True, but the waves were filtered by several hurdles: We did not absorb the lame, diseased, mentally ill or subnormal; we also did not, as a rule, get many who were not motivated to find or create better for themselves.
Had we somehow moved, say, the dispossessed of England wholesale to New England, many or most of them would have remained dispossessed and incapable.
Actually, that’s essential what we did with the Scots highlanders… And they did fine. The difference was that until about what, 1880, there was always the frontier and free farmland if the factory conditions became too English.
The convenience for the south was that slaves were adapted to the climate; they were easily identifiable and could not take advantage of an escape to the frontier and farm ownership.

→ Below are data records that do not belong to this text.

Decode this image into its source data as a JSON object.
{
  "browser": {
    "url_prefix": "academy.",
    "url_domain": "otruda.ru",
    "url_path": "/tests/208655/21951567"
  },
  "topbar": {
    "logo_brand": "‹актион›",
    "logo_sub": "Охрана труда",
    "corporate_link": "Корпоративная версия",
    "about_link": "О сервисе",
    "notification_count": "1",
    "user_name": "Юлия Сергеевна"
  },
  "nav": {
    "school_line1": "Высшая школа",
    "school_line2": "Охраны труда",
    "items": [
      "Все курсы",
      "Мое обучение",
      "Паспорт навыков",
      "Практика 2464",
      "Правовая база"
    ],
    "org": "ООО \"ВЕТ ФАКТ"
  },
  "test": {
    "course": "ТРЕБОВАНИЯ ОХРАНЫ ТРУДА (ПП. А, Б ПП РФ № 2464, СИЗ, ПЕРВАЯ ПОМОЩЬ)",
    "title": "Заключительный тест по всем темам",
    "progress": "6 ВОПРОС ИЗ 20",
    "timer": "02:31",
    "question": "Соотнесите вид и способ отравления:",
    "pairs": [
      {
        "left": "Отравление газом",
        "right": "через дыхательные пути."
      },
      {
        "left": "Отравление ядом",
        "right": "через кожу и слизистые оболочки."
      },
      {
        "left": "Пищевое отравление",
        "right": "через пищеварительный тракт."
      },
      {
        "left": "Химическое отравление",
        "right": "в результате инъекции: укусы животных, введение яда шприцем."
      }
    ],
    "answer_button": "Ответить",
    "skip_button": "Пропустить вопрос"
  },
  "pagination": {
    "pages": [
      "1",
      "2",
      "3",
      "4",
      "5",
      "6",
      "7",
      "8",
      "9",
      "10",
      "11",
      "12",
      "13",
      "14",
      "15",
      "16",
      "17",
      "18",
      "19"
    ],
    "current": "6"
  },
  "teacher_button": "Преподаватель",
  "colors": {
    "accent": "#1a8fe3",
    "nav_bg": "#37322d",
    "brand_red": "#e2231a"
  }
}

I’m not familiar enough with the events you’re talking about, but this would seem to be a much smaller scale instance, with a smaller overall impact, than the larger discussion here covers.
Is moving a modest number of individuals of one British Isles culture to another BI culture as significant as moving the same number of individuals across the ocean to a different land and culture? It wouldn’t seem so.
And when you say they “did fine,” did that include the lesser members of the culture - the old, the sick and infirm, the ‘damaged’? My point was that those individuals rarely (close to never) emigrated, so immigration to the US became a fairly selective process favoring the young, the reasonably healthy, the educated and/or labor-capable, and the adaptable. “The cowards never started and the weaklings died along the way,” in harsh terms… but the result was a filtered, superior stock rather than whole villages mired in collective inability and social baggage.